So we are going over the brachial plexus this week in gross. Stuff looks pretty complex, do you guys know of any mnemonics or learning tools which will make it easier to learn and stick?
Thanks
Nev
Thanks
Nev
... Almost all anatomy has an underlying logic to it, and if it doesn't then it can usually be explained embryologically....
For those of you interested in the brachial plexus, you might also be interested in the LUMBAR AND SACRAL PLEXUSES
got any how-to guides like that powerpoint for the brachial plexus? lol that saved 2394392 hours staring at it.
I feel like I'm the only one in my class who doesn't get this and that I'll be laughed at if I ask.
I went to this site and I know how to draw out the brachial plexus. I get where everything goes and all that. But can someone please tell me how to apply it? What does it all mean? I'm behind in Anatomy and I'm trying to keep up with the lectures and people are applying the brachial plexus all over the place for figuring out nerve roots and all I see is a bunch of lines and arrows going every which way and don't understand the paths that I'm supposed to take.
Can someone explain it in simple terms and walk me through one?
http://www.ama-assn.org/ama1/pub/upload/mm/15/brachial_plex_how_to.pdf
No one can "walk you through" a diagram on an online forum. Why don't you discuss it with one of your classmates?

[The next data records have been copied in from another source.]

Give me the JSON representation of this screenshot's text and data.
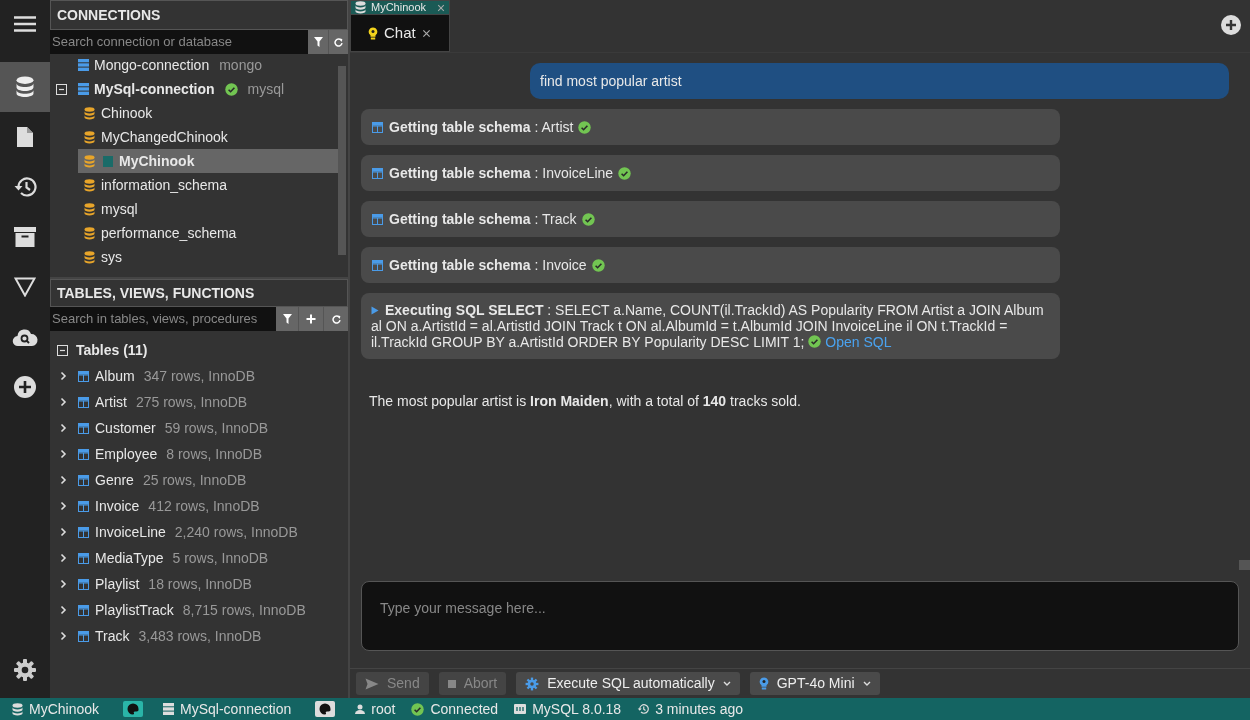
{
  "activity_bar": {
    "items": [
      {
        "selected": false
      },
      {
        "selected": true
      },
      {
        "selected": false
      },
      {
        "selected": false
      },
      {
        "selected": false
      },
      {
        "selected": false
      },
      {
        "selected": false
      },
      {
        "selected": false
      },
      {
        "selected": false
      }
    ]
  },
  "connections": {
    "title": "CONNECTIONS",
    "search": {
      "placeholder": "Search connection or database"
    },
    "tree": [
      {
        "name": "Mongo-connection",
        "engine": "mongo",
        "expanded": false,
        "connected": false
      },
      {
        "name": "MySql-connection",
        "engine": "mysql",
        "expanded": true,
        "connected": true,
        "children": [
          {
            "name": "Chinook",
            "selected": false
          },
          {
            "name": "MyChangedChinook",
            "selected": false
          },
          {
            "name": "MyChinook",
            "selected": true,
            "color": "#1a6b68"
          },
          {
            "name": "information_schema",
            "selected": false
          },
          {
            "name": "mysql",
            "selected": false
          },
          {
            "name": "performance_schema",
            "selected": false
          },
          {
            "name": "sys",
            "selected": false
          }
        ]
      }
    ]
  },
  "objects": {
    "title": "TABLES, VIEWS, FUNCTIONS",
    "search": {
      "placeholder": "Search in tables, views, procedures"
    },
    "group": {
      "label": "Tables (11)",
      "expanded": true
    },
    "tables": [
      {
        "name": "Album",
        "info": "347 rows, InnoDB"
      },
      {
        "name": "Artist",
        "info": "275 rows, InnoDB"
      },
      {
        "name": "Customer",
        "info": "59 rows, InnoDB"
      },
      {
        "name": "Employee",
        "info": "8 rows, InnoDB"
      },
      {
        "name": "Genre",
        "info": "25 rows, InnoDB"
      },
      {
        "name": "Invoice",
        "info": "412 rows, InnoDB"
      },
      {
        "name": "InvoiceLine",
        "info": "2,240 rows, InnoDB"
      },
      {
        "name": "MediaType",
        "info": "5 rows, InnoDB"
      },
      {
        "name": "Playlist",
        "info": "18 rows, InnoDB"
      },
      {
        "name": "PlaylistTrack",
        "info": "8,715 rows, InnoDB"
      },
      {
        "name": "Track",
        "info": "3,483 rows, InnoDB"
      }
    ]
  },
  "tabs": {
    "database": "MyChinook",
    "items": [
      {
        "label": "Chat",
        "selected": true
      }
    ]
  },
  "chat": {
    "messages": [
      {
        "kind": "user",
        "text": "find most popular artist"
      },
      {
        "kind": "schema",
        "text": "**Getting table schema** : Artist",
        "done": true
      },
      {
        "kind": "schema",
        "text": "**Getting table schema** : InvoiceLine",
        "done": true
      },
      {
        "kind": "schema",
        "text": "**Getting table schema** : Track",
        "done": true
      },
      {
        "kind": "schema",
        "text": "**Getting table schema** : Invoice",
        "done": true
      },
      {
        "kind": "sql",
        "text": "**Executing SQL SELECT** : SELECT a.Name, COUNT(il.TrackId) AS Popularity FROM Artist a JOIN Album al ON a.ArtistId = al.ArtistId JOIN Track t ON al.AlbumId = t.AlbumId JOIN InvoiceLine il ON t.TrackId = il.TrackId GROUP BY a.ArtistId ORDER BY Popularity DESC LIMIT 1;",
        "done": true,
        "link": "Open SQL"
      },
      {
        "kind": "answer",
        "text": "The most popular artist is **Iron Maiden**, with a total of **140** tracks sold."
      }
    ],
    "input": {
      "placeholder": "Type your message here..."
    },
    "toolbar": [
      {
        "kind": "send",
        "label": "Send",
        "disabled": true
      },
      {
        "kind": "abort",
        "label": "Abort",
        "disabled": true
      },
      {
        "kind": "mode",
        "label": "Execute SQL automatically",
        "disabled": false
      },
      {
        "kind": "model",
        "label": "GPT-4o Mini",
        "disabled": false
      }
    ]
  },
  "status_bar": [
    {
      "kind": "database",
      "text": "MyChinook"
    },
    {
      "kind": "palette"
    },
    {
      "kind": "server",
      "text": "MySql-connection"
    },
    {
      "kind": "palette-light"
    },
    {
      "kind": "user",
      "text": "root"
    },
    {
      "kind": "connected",
      "text": "Connected"
    },
    {
      "kind": "version",
      "text": "MySQL 8.0.18"
    },
    {
      "kind": "time",
      "text": "3 minutes ago"
    }
  ]
}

What do you mean by "how to apply it"?
Here's one application:
Guy comes in with anterior shoulder dislocation, he has paresthesia over lateral upper arm, which nerve is impinged?
I don't know, axillary? That's what I mean. I don't know how to get the answer from the drawing. We just started Anatomy this week so maybe it'll come to me after a few more weeks in lab/lecture, but right now, I'm so lost.
I replied to a thread last week, I believe, that was titled "brachial plexus". The OP basically had the exact same problem. Take a look at that thread read quick.
But for now..
I think your problem is that you probably don't understand the brachial plexus in general. A plexus is basically a point in your body where axons from various nerve roots come together, intermingle, and then redeploy to their final destinations. This is the basic gist of the brachial plexus, or any plexus for that matter (lumbosacral and cervical, which you will get to soon enough). What this basically means is that a specific nerve (take the median for example) can receive axons from various levels of the spinal cord (via the various "roots" which combine) and then go on to innervate whatever it is that it innervates (for the median this is the flexors on the forearm). This concept is important because a nerve lesion at a specific point on the plexus may only give you partial sensory or motor loss, and not complete, because of the fact that the axons in a particular nerve come form a variety of spinal cord levels.
You need to begin by understanding the innervation of the muscles of the brachium (arm) and antebrachium (forearm). Once you understand that, you can begin to work your way up the arm towards the plexus itself. You will not learn the plexus simply by drawing it, because as you have seen, it is just a bunch of lines running across a page. You can't apply it because you don't understand it.
You also need to come up with your own drawing of the plexus. This will help you because it stems from your own understanding. This will help further solidify the understanding in your head and will make application of the plexus much easier come test time.
Thanks everyone who replied. I think I have to conceptually understand the brachial plexus first and then revisit this thread.
Like all the anterior muscles of the forearm are innervated by the median nerve......except flexor carpi ulnaris, flexor pollucis longus, and pronator quadratus.....stuff like that.
There's a page in Netters that has it drawn out. Just draw it over and over until it sticks. It'll maybe take like half an hour. I also remember the nomenclature seeming to resemble a tree ...like roots, trunk, branches, etc, from proximal to distal.